Kennealy-Morrison was skeptical by this point, as he was known to vacillate like this in his other relationships, as well.

Jim Morrison's sudden death at 27 would mean a lack of closure not only for her, but for the many people in his life.

1991

Kennealy-Morrison served as an advisor on Oliver Stone's 1991 movie The Doors, and played a small role in the film as the High Priestess who marries the Jim and Patricia characters (portrayed by Val Kilmer and Kathleen Quinlan).

However, in subsequent interviews and writings, she was scathingly critical of Stone's portrayal of Morrison, herself, and other people who were the basis for the film's fictional characters, saying Stone's fiction bore little to no resemblance to the people she had known or the events they lived through; Stone admitted that the character named after her was a composite of several of Morrison's girlfriends and regretted not giving her a fictional name.

In the film her character is referred to as a "Wicca Priestess", but Kennealy-Morrison identified as a Celtic Pagan, not a Wiccan.

Kennealy-Morrison has gone on record that she published her memoir Strange Days: My Life With and Without Jim Morrison as a reaction and rejoinder to Stone's movie, among other reasons.

1994

From 1994 to 2007 her books were published as "Patricia Kennealy-Morrison", with the hyphen.

Ungrateful Dead and the subsequent Rennie Stride novels were her first books to be published as simply "Patricia Morrison".
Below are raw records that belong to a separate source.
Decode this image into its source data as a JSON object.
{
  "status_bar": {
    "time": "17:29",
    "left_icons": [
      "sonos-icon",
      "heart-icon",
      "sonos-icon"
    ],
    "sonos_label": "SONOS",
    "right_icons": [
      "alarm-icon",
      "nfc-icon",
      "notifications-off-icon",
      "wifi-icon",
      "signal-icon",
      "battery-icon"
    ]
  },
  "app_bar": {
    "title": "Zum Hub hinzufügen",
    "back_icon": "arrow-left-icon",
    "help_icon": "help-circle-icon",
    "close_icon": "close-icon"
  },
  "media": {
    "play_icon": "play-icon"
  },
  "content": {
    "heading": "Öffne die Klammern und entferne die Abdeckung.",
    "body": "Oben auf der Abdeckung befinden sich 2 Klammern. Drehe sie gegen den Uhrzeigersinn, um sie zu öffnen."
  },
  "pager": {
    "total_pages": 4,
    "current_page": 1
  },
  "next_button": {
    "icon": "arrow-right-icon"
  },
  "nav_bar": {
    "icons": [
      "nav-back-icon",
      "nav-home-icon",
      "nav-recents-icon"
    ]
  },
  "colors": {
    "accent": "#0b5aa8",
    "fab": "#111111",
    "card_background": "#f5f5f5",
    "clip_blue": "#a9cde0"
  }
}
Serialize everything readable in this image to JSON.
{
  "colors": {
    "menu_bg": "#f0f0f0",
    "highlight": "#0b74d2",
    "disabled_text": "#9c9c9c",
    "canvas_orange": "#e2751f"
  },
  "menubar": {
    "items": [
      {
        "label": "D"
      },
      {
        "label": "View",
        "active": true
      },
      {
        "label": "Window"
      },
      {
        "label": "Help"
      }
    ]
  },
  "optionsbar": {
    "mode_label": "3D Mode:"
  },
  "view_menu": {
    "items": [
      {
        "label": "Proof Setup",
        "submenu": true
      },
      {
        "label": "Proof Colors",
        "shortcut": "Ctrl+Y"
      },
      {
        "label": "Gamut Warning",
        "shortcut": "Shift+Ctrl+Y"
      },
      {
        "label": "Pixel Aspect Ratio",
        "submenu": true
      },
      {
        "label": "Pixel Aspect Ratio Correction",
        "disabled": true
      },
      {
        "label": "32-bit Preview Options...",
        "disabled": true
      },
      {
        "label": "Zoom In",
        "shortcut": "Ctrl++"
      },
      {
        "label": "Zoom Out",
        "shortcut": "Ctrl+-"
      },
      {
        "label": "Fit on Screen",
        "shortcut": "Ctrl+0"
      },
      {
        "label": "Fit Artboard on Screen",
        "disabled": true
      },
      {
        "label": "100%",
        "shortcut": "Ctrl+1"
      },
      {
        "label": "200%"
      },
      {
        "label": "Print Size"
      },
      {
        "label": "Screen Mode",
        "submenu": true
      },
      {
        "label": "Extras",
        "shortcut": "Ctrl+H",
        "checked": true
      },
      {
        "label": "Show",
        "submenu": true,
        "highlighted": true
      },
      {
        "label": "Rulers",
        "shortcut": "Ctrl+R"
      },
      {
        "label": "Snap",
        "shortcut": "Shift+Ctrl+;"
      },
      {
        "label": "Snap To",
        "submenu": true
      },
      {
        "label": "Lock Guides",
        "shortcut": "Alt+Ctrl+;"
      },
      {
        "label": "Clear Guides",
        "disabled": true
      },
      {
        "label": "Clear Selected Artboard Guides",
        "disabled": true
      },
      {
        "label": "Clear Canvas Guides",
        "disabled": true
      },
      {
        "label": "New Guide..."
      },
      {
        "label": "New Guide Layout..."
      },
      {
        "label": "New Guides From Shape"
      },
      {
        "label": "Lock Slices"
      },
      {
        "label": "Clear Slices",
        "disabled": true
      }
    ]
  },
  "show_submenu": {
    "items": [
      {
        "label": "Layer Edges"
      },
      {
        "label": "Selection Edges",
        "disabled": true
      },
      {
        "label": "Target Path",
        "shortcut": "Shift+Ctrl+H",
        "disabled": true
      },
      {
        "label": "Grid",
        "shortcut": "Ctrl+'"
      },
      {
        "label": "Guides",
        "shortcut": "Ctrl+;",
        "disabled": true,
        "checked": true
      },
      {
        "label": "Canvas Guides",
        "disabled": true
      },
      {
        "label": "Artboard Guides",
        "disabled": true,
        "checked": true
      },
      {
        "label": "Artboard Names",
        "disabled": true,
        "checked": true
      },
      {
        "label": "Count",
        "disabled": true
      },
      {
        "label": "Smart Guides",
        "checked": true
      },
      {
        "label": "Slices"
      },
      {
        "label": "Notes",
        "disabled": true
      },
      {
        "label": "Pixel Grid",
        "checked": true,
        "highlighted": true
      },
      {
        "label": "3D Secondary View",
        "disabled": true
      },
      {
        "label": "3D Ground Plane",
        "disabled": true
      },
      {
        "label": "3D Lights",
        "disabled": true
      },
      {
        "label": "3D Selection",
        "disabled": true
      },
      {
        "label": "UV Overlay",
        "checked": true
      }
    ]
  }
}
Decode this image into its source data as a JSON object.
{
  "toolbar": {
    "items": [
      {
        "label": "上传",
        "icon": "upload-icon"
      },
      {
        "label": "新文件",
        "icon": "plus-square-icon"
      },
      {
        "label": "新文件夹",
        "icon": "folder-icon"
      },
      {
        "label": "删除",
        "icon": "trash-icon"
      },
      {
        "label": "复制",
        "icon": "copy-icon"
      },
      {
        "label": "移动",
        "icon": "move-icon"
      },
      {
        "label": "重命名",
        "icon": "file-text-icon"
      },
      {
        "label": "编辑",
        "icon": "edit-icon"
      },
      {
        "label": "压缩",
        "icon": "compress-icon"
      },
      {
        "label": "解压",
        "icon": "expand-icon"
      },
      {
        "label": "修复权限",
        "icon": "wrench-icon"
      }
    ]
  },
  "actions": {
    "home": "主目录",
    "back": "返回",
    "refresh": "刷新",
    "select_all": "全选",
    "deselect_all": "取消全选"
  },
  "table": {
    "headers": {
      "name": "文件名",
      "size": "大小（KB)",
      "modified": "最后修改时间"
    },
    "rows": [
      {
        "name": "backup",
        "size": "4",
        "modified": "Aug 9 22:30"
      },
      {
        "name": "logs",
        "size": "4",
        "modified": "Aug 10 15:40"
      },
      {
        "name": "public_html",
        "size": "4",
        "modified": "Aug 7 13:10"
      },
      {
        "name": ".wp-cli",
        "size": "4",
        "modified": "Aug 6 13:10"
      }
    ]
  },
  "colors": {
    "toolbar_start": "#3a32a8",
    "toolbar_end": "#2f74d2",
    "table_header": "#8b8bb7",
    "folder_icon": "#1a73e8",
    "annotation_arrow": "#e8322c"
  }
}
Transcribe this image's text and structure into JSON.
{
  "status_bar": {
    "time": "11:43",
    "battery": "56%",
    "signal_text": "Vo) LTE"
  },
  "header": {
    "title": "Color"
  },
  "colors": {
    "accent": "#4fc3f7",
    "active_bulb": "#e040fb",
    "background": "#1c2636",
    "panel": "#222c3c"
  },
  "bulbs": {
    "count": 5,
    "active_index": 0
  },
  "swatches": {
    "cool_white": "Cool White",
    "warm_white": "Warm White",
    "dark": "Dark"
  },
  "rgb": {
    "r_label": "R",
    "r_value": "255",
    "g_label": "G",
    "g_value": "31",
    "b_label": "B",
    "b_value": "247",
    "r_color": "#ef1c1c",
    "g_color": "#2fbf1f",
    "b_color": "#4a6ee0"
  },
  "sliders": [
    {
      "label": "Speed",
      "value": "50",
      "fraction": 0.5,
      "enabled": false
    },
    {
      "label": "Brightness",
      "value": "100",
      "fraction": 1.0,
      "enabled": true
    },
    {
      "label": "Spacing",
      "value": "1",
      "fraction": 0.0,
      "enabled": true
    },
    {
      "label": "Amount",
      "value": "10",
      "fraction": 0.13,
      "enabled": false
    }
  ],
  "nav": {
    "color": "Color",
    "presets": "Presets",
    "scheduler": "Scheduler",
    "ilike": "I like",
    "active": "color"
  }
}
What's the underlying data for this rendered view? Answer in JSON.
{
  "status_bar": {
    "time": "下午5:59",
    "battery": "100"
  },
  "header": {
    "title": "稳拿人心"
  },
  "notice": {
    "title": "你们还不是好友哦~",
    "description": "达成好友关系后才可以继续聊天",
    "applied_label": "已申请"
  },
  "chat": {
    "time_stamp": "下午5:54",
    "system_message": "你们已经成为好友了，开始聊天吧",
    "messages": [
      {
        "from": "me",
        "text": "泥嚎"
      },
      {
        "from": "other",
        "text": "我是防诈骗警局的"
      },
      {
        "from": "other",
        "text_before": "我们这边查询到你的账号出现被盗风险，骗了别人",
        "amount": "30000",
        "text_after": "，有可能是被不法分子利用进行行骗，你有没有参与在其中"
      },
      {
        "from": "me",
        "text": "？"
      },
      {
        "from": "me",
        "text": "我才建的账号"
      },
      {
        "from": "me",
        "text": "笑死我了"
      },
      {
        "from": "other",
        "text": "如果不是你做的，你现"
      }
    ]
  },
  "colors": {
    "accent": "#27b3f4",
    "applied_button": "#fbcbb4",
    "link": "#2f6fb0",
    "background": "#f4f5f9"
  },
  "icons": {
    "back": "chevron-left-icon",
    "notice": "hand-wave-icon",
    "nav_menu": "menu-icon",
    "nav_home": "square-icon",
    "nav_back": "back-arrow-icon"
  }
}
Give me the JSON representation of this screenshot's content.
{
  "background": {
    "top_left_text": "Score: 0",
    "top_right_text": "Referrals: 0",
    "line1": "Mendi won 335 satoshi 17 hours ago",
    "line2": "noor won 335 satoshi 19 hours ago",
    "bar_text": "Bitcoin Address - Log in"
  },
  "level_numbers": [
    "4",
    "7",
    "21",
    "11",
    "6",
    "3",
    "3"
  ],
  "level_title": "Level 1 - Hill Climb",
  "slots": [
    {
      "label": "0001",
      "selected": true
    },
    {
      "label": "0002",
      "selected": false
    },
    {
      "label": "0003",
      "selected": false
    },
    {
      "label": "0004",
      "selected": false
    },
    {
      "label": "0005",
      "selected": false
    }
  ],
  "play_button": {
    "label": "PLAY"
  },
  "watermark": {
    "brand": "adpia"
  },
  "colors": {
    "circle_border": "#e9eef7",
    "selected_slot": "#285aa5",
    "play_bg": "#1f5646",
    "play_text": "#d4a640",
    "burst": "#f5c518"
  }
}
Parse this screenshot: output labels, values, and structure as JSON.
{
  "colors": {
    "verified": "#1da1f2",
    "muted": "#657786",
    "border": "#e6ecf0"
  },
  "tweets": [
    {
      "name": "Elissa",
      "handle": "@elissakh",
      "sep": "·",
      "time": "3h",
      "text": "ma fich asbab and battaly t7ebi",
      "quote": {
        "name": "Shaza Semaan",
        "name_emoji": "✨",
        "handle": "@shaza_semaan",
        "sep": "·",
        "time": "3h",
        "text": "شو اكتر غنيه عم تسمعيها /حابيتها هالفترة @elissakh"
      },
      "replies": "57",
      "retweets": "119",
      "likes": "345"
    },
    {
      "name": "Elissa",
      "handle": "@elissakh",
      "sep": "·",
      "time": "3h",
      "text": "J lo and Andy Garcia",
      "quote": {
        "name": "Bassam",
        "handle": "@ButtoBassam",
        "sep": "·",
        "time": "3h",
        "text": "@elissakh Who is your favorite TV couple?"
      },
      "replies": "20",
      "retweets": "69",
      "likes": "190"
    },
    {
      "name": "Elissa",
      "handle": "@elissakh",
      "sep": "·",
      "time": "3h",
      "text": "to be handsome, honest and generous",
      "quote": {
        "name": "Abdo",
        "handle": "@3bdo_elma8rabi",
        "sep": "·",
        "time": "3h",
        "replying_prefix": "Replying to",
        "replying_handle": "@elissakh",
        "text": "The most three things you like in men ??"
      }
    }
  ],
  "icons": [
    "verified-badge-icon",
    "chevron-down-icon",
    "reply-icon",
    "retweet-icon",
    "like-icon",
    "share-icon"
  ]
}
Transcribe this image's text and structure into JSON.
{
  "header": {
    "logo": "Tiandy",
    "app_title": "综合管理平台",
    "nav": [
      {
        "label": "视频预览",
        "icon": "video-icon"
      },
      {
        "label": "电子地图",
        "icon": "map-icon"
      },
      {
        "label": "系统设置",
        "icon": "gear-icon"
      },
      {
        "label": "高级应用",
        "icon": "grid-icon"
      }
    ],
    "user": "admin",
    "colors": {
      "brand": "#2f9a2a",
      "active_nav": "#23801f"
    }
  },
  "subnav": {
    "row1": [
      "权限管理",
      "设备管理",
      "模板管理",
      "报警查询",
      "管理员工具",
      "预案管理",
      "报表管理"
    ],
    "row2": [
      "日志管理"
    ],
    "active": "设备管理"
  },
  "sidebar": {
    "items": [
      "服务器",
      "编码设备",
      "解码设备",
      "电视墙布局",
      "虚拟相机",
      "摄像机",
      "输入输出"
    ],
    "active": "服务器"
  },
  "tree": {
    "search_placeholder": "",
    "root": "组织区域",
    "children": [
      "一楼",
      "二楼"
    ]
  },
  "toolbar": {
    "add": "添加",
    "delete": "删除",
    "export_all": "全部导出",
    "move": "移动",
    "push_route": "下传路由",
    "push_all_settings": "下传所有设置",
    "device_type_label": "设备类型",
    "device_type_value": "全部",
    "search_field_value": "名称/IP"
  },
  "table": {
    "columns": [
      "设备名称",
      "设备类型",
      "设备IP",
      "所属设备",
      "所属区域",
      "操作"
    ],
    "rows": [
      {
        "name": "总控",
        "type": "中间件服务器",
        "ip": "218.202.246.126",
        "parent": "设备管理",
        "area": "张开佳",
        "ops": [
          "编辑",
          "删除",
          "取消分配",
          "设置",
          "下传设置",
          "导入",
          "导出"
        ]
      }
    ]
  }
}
The author had said that she wished to make a distinction between her Celtic fantasy novels and the murder mysteries, so decided to use different versions of her name rather than an invented pen name.

2000

In 2000, Robin Ventura, third baseman for the pennant-winning New York Mets, took the phrase "Mojo Risin" from the Doors' "L.A. Woman" and made it the rallying cry for the team that year.

Ventura and the Mets invited Kennealy-Morrison to a game just before the playoffs, where she met with them and became a Mets fan.

The author's legal name was "Patricia Kennealy Morrison".

As a rock critic and editor, she initially published under her birth name, "Patricia Kennely", and later "Patricia Kennealy" (both are pronounced the same; she changed the spelling to be closer to the pronunciation).

2007

Following a 1999 split with her publisher HarperCollins, on May 19, 2007, Kennealy-Morrison announced via her blog that she planned to start her own publishing house, Lizard Queen Press, and to self-publish novels and non-fiction.

The next Keltiad novel was to be The Beltane Queen, but she turned to mystery writing instead.

The first book to carry the Lizard Queen Press imprint is Ungrateful Dead: Murder at the Fillmore, published in 2007, first in the Rennie Stride series, which to date consists of six published books, all released on Lizard Queen Press.

2013

Additionally on LQP are Rock Chick: A Girl and Her Music (2013), a collection of PKM's writings originally published in Jazz & Pop magazine, Tales of Spiral Castle: Stories of the Keltiad (August 2014), a short-story collection set in her Keltiad world, and the forthcoming Son of the Northern Star, a fictional account of the great conflict between the Viking king Guthrum and Alfred the Great.